Overall, only European acquirers underperformed their regional index. Asia Pacific acquirers outperformed by +14.4 percentage points, with 49 deals closed in the third quarter of 2022. North American acquirers also outperformed their index by +4.5 percentage points, with 98 deals closed between July and September. Dealmakers from Europe, who have been most disrupted by geopolitical and global financial uncertainty, underperformed their index by –6.7 percentage points, with 51 deals completed.
Despite major geopolitical and financial headwinds, and the potential for further shocks still to come, M&A is continuing apace.”Duncan Smithson | Senior Director, M&A, WTW
“For the first time in a generation, we are faced with a volatile cocktail of surging inflation and rising interest rates, combined with increased regulatory intervention, applying further pressure to an already fragile global economy. Despite these major geopolitical and financial headwinds, and the potential for further shocks still to come, M&A is continuing apace.

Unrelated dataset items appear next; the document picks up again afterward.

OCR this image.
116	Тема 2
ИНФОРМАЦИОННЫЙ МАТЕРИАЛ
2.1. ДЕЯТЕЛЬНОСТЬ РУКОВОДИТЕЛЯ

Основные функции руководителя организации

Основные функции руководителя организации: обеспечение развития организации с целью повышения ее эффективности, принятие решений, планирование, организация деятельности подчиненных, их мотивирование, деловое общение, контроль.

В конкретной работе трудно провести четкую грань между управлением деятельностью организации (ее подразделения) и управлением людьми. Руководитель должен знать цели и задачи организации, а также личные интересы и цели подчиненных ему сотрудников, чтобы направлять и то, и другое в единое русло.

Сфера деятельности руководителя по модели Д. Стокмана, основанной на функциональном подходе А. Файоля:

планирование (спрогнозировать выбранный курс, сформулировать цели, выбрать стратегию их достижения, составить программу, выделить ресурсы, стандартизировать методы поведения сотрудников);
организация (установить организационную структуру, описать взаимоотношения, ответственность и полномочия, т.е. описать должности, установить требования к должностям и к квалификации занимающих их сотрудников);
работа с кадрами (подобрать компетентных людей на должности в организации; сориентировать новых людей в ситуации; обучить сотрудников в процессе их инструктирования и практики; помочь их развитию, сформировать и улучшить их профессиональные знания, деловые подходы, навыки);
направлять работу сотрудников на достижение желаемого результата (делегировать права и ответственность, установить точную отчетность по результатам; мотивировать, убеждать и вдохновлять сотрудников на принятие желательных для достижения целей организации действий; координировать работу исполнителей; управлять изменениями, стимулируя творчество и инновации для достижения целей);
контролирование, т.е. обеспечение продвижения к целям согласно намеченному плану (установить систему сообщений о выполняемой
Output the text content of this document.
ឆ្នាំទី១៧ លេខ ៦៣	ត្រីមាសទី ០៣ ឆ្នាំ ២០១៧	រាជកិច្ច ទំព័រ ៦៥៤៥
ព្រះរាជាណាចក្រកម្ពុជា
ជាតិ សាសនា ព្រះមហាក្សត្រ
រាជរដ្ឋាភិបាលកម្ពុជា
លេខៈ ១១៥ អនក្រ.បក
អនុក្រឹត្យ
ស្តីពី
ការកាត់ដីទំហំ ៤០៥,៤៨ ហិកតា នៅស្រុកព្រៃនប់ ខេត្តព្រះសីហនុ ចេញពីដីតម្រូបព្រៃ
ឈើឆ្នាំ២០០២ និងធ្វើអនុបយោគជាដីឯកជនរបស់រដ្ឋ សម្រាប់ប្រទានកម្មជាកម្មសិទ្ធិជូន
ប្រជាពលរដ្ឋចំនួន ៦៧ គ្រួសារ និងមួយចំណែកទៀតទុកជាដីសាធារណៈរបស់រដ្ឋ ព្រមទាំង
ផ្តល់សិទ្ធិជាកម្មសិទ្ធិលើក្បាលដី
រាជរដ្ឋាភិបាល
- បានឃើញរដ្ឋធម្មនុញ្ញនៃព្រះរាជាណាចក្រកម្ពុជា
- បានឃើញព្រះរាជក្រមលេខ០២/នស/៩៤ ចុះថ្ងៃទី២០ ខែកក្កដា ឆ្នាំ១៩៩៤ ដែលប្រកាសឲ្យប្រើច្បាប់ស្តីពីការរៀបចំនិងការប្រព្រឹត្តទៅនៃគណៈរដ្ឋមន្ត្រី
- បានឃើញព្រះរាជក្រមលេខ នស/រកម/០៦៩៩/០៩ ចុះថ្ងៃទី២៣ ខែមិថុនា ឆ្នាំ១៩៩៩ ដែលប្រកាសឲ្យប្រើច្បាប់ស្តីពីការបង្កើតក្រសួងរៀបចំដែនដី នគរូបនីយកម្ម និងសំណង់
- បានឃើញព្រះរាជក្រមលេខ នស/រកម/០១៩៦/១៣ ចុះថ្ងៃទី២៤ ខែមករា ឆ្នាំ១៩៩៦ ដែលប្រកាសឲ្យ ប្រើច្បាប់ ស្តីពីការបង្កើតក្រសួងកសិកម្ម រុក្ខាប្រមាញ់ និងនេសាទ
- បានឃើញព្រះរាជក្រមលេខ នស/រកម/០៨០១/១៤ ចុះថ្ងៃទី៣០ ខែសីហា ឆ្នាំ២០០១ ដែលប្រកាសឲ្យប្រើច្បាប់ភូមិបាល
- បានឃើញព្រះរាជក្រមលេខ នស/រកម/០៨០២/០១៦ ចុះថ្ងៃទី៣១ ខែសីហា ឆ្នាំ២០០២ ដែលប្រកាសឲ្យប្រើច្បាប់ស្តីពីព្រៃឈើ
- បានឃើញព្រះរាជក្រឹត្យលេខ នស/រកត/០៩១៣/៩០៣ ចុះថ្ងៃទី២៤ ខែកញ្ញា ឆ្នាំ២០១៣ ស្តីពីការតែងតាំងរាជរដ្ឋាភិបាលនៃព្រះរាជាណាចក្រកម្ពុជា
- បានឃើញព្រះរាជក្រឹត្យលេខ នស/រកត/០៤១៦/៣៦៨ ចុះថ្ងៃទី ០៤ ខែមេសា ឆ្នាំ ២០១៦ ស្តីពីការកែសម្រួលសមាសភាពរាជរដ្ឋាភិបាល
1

Even though financial conditions have tightened sharply through the first nine months of 2022, plenty of dry powder is still available, with some investors seeing current conditions as a buying opportunity and private equity firms needing to deploy large amounts of cash by year-end. We expect competition for much-needed technology, ESG [environmental, social and governance] priorities, supply chain resilience and recession-proof industry deals to drive dealmaking into 2023 as companies navigate current market uncertanties and plan for long-term growth,” concluded Smithson.
1 The M&A research tracks the number of completed deals over $100m and the share price performance of the acquiring company against the MSCI World Index, which is used as default, unless stated otherwise.